Though these findings are encouraging, some scientists are not as optimistic that the Gardasil vaccine will be effective in the older female population. They claim the new study is simply too small and that the vaccine’s true efficacy in the study group won’t be seen for several more years; the study has only followed the women for about 2.2 years.

Even if longer-term and larger-scale studies confirm the efficacy of the vaccine for older women, the problem for many women who believe they could be at risk of HPV infection is that the vaccine is currently only approved for girls 9 to 24. This means that right now insurers will not cover vaccination for older women until the shots are proven effective and approved for the older population.

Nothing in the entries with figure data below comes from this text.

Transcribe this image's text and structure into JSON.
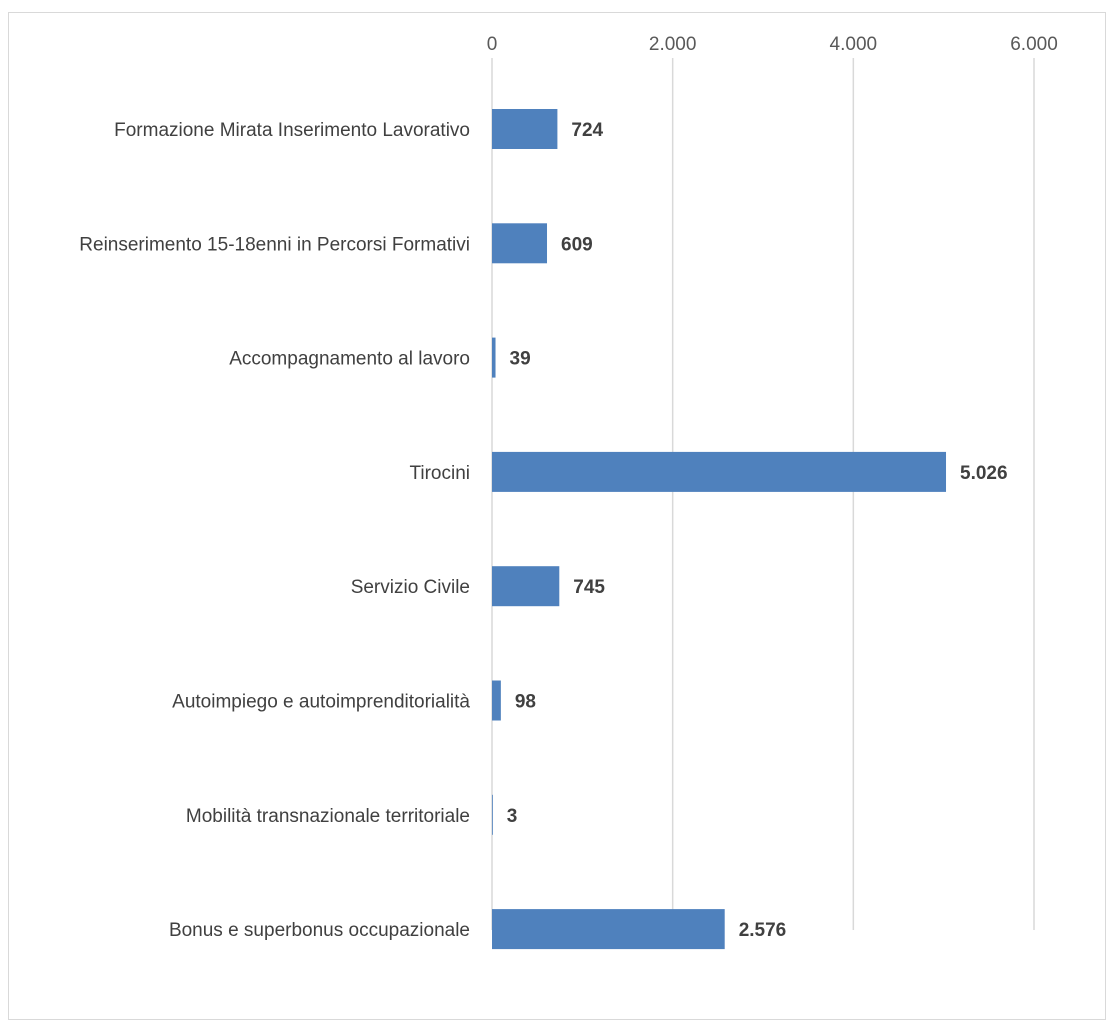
{
  "chart_data": {
    "type": "bar",
    "orientation": "horizontal",
    "categories": [
      "Formazione Mirata Inserimento Lavorativo",
      "Reinserimento 15-18enni in Percorsi Formativi",
      "Accompagnamento al lavoro",
      "Tirocini",
      "Servizio Civile",
      "Autoimpiego e autoimprenditorialità",
      "Mobilità transnazionale territoriale",
      "Bonus e superbonus occupazionale"
    ],
    "values": [
      724,
      609,
      39,
      5026,
      745,
      98,
      3,
      2576
    ],
    "data_labels": [
      "724",
      "609",
      "39",
      "5.026",
      "745",
      "98",
      "3",
      "2.576"
    ],
    "x_ticks": [
      0,
      2000,
      4000,
      6000
    ],
    "x_tick_labels": [
      "0",
      "2.000",
      "4.000",
      "6.000"
    ],
    "xlim": [
      0,
      6000
    ],
    "xaxis_position": "top",
    "grid": true,
    "legend": "none",
    "title": "",
    "xlabel": "",
    "ylabel": "",
    "colors": {
      "bar": "#4f81bd",
      "grid": "#d9d9d9",
      "tick_text": "#595959",
      "label_text": "#404040"
    }
  }
}
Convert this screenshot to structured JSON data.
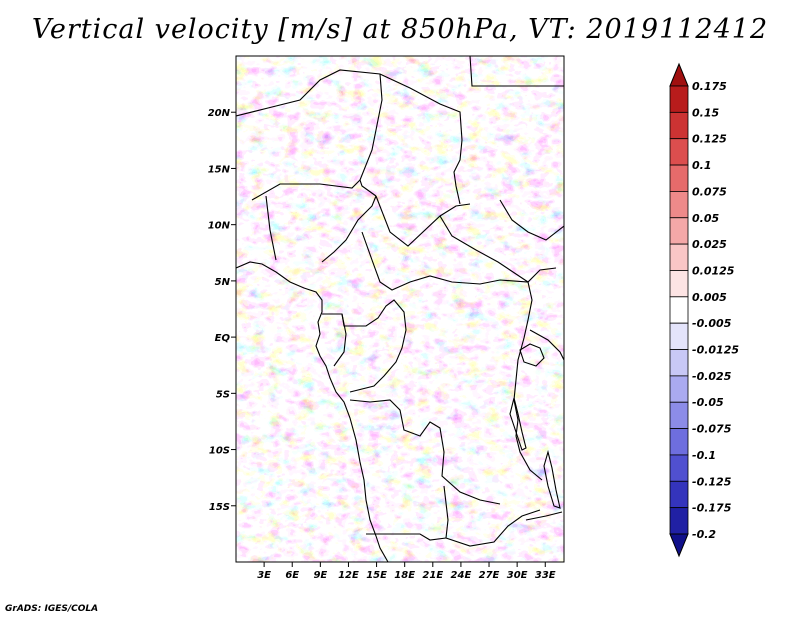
{
  "title": "Vertical velocity [m/s] at 850hPa, VT: 2019112412",
  "credit": "GrADS: IGES/COLA",
  "map": {
    "lon_range": [
      0,
      35
    ],
    "lat_range": [
      -20,
      25
    ],
    "lat_ticks": [
      {
        "value": 20,
        "label": "20N"
      },
      {
        "value": 15,
        "label": "15N"
      },
      {
        "value": 10,
        "label": "10N"
      },
      {
        "value": 5,
        "label": "5N"
      },
      {
        "value": 0,
        "label": "EQ"
      },
      {
        "value": -5,
        "label": "5S"
      },
      {
        "value": -10,
        "label": "10S"
      },
      {
        "value": -15,
        "label": "15S"
      }
    ],
    "lon_ticks": [
      {
        "value": 3,
        "label": "3E"
      },
      {
        "value": 6,
        "label": "6E"
      },
      {
        "value": 9,
        "label": "9E"
      },
      {
        "value": 12,
        "label": "12E"
      },
      {
        "value": 15,
        "label": "15E"
      },
      {
        "value": 18,
        "label": "18E"
      },
      {
        "value": 21,
        "label": "21E"
      },
      {
        "value": 24,
        "label": "24E"
      },
      {
        "value": 27,
        "label": "27E"
      },
      {
        "value": 30,
        "label": "30E"
      },
      {
        "value": 33,
        "label": "33E"
      }
    ]
  },
  "colorbar": {
    "labels": [
      "0.175",
      "0.15",
      "0.125",
      "0.1",
      "0.075",
      "0.05",
      "0.025",
      "0.0125",
      "0.005",
      "-0.005",
      "-0.0125",
      "-0.025",
      "-0.05",
      "-0.075",
      "-0.1",
      "-0.125",
      "-0.175",
      "-0.2"
    ],
    "colors": [
      "#a01010",
      "#b81c1c",
      "#cc3333",
      "#dc4e4e",
      "#e66b6b",
      "#ee8a8a",
      "#f4a8a8",
      "#f9c6c6",
      "#fde4e4",
      "#ffffff",
      "#e4e4fb",
      "#c8c8f6",
      "#aaaaf0",
      "#8c8ce8",
      "#6e6ede",
      "#5050d0",
      "#3434bc",
      "#2020a4",
      "#10108a"
    ]
  }
}
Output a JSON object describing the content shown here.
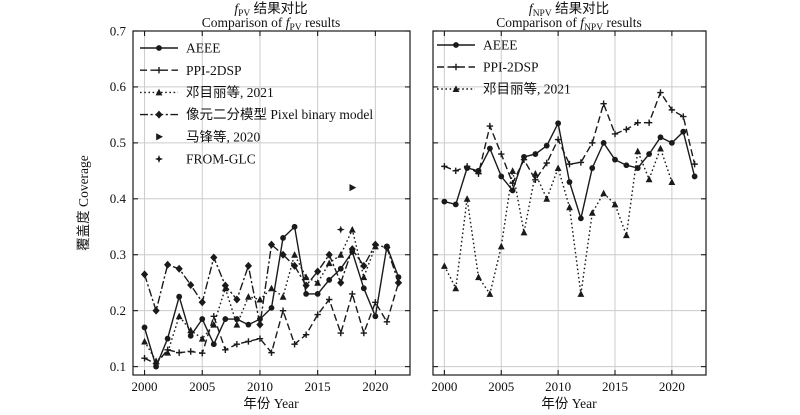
{
  "colors": {
    "line": "#1a1a1a",
    "grid": "#cccccc",
    "background": "#ffffff",
    "text": "#111111"
  },
  "chart_data": [
    {
      "id": "fpv",
      "type": "line",
      "title_zh": {
        "f": "f",
        "sub": "PV",
        "rest": " 结果对比"
      },
      "title_en": {
        "pre": "Comparison of ",
        "f": "f",
        "sub": "PV",
        "post": " results"
      },
      "xlabel": "年份 Year",
      "ylabel": "覆盖度 Coverage",
      "xlim": [
        1999,
        2023
      ],
      "ylim": [
        0.085,
        0.7
      ],
      "xticks": [
        2000,
        2005,
        2010,
        2015,
        2020
      ],
      "yticks": [
        0.1,
        0.2,
        0.3,
        0.4,
        0.5,
        0.6,
        0.7
      ],
      "grid": true,
      "show_yticklabels": true,
      "legend_position": "top-left",
      "series": [
        {
          "name": "AEEE",
          "marker": "circle",
          "line": "solid",
          "x": [
            2000,
            2001,
            2002,
            2003,
            2004,
            2005,
            2006,
            2007,
            2008,
            2009,
            2010,
            2011,
            2012,
            2013,
            2014,
            2015,
            2016,
            2017,
            2018,
            2019,
            2020,
            2021,
            2022
          ],
          "y": [
            0.17,
            0.1,
            0.15,
            0.225,
            0.155,
            0.185,
            0.14,
            0.185,
            0.185,
            0.175,
            0.185,
            0.205,
            0.33,
            0.35,
            0.23,
            0.23,
            0.255,
            0.275,
            0.305,
            0.24,
            0.19,
            0.315,
            0.26
          ]
        },
        {
          "name": "PPI-2DSP",
          "marker": "plus",
          "line": "dashed",
          "x": [
            2000,
            2001,
            2002,
            2003,
            2004,
            2005,
            2006,
            2007,
            2008,
            2009,
            2010,
            2011,
            2012,
            2013,
            2014,
            2015,
            2016,
            2017,
            2018,
            2019,
            2020,
            2021,
            2022
          ],
          "y": [
            0.115,
            0.105,
            0.13,
            0.125,
            0.127,
            0.124,
            0.19,
            0.13,
            0.14,
            0.145,
            0.15,
            0.125,
            0.2,
            0.14,
            0.157,
            0.193,
            0.22,
            0.16,
            0.23,
            0.16,
            0.215,
            0.18,
            0.25
          ]
        },
        {
          "name": "邓目丽等, 2021",
          "marker": "triangle",
          "line": "dotted",
          "x": [
            2000,
            2001,
            2002,
            2003,
            2004,
            2005,
            2006,
            2007,
            2008,
            2009,
            2010,
            2011,
            2012,
            2013,
            2014,
            2015,
            2016,
            2017,
            2018,
            2019,
            2020
          ],
          "y": [
            0.145,
            0.11,
            0.125,
            0.19,
            0.165,
            0.15,
            0.175,
            0.24,
            0.175,
            0.225,
            0.22,
            0.24,
            0.225,
            0.3,
            0.26,
            0.25,
            0.285,
            0.3,
            0.345,
            0.26,
            0.315
          ]
        },
        {
          "name": "像元二分模型 Pixel binary model",
          "marker": "diamond",
          "line": "dashdot",
          "x": [
            2000,
            2001,
            2002,
            2003,
            2004,
            2005,
            2006,
            2007,
            2008,
            2009,
            2010,
            2011,
            2012,
            2013,
            2014,
            2015,
            2016,
            2017,
            2018,
            2019,
            2020,
            2021,
            2022
          ],
          "y": [
            0.265,
            0.2,
            0.282,
            0.275,
            0.246,
            0.215,
            0.295,
            0.245,
            0.22,
            0.28,
            0.175,
            0.318,
            0.3,
            0.28,
            0.245,
            0.27,
            0.3,
            0.25,
            0.31,
            0.28,
            0.318,
            0.313,
            0.25
          ]
        },
        {
          "name": "马锋等, 2020",
          "marker": "triangle-right",
          "line": "none",
          "x": [
            2018
          ],
          "y": [
            0.42
          ]
        },
        {
          "name": "FROM-GLC",
          "marker": "star",
          "line": "none",
          "x": [
            2017
          ],
          "y": [
            0.345
          ]
        }
      ]
    },
    {
      "id": "fnpv",
      "type": "line",
      "title_zh": {
        "f": "f",
        "sub": "NPV",
        "rest": " 结果对比"
      },
      "title_en": {
        "pre": "Comparison of ",
        "f": "f",
        "sub": "NPV",
        "post": " results"
      },
      "xlabel": "年份 Year",
      "ylabel": "",
      "xlim": [
        1999,
        2023
      ],
      "ylim": [
        0.085,
        0.7
      ],
      "xticks": [
        2000,
        2005,
        2010,
        2015,
        2020
      ],
      "yticks": [
        0.1,
        0.2,
        0.3,
        0.4,
        0.5,
        0.6,
        0.7
      ],
      "grid": true,
      "show_yticklabels": false,
      "legend_position": "top-left",
      "series": [
        {
          "name": "AEEE",
          "marker": "circle",
          "line": "solid",
          "x": [
            2000,
            2001,
            2002,
            2003,
            2004,
            2005,
            2006,
            2007,
            2008,
            2009,
            2010,
            2011,
            2012,
            2013,
            2014,
            2015,
            2016,
            2017,
            2018,
            2019,
            2020,
            2021,
            2022
          ],
          "y": [
            0.395,
            0.39,
            0.455,
            0.45,
            0.49,
            0.44,
            0.415,
            0.475,
            0.48,
            0.495,
            0.535,
            0.43,
            0.365,
            0.455,
            0.5,
            0.47,
            0.46,
            0.455,
            0.48,
            0.51,
            0.5,
            0.52,
            0.44
          ]
        },
        {
          "name": "PPI-2DSP",
          "marker": "plus",
          "line": "dashed",
          "x": [
            2000,
            2001,
            2002,
            2003,
            2004,
            2005,
            2006,
            2007,
            2008,
            2009,
            2010,
            2011,
            2012,
            2013,
            2014,
            2015,
            2016,
            2017,
            2018,
            2019,
            2020,
            2021,
            2022
          ],
          "y": [
            0.458,
            0.45,
            0.458,
            0.445,
            0.53,
            0.48,
            0.428,
            0.47,
            0.434,
            0.464,
            0.506,
            0.462,
            0.465,
            0.5,
            0.57,
            0.516,
            0.524,
            0.536,
            0.536,
            0.59,
            0.559,
            0.547,
            0.462
          ]
        },
        {
          "name": "邓目丽等, 2021",
          "marker": "triangle",
          "line": "dotted",
          "x": [
            2000,
            2001,
            2002,
            2003,
            2004,
            2005,
            2006,
            2007,
            2008,
            2009,
            2010,
            2011,
            2012,
            2013,
            2014,
            2015,
            2016,
            2017,
            2018,
            2019,
            2020
          ],
          "y": [
            0.28,
            0.24,
            0.4,
            0.26,
            0.23,
            0.315,
            0.45,
            0.34,
            0.445,
            0.4,
            0.455,
            0.385,
            0.23,
            0.375,
            0.41,
            0.39,
            0.335,
            0.485,
            0.435,
            0.49,
            0.43
          ]
        }
      ]
    }
  ]
}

The fact that the vaccine’s three shots cost about $375 (not counting fees the doctor may charge for the visits) means that though these study results are encouraging, few older women will pursue vaccination until insurance companies begin covering it for them.

Regardless of whether women at any age receive the Gardasil vaccine, all women should still receive routine Pap smears, which check for cancerous or precancerous changes in cervix cells. Pap smears are almost always covered by private insurance as part of a woman’s routine gynecological exams.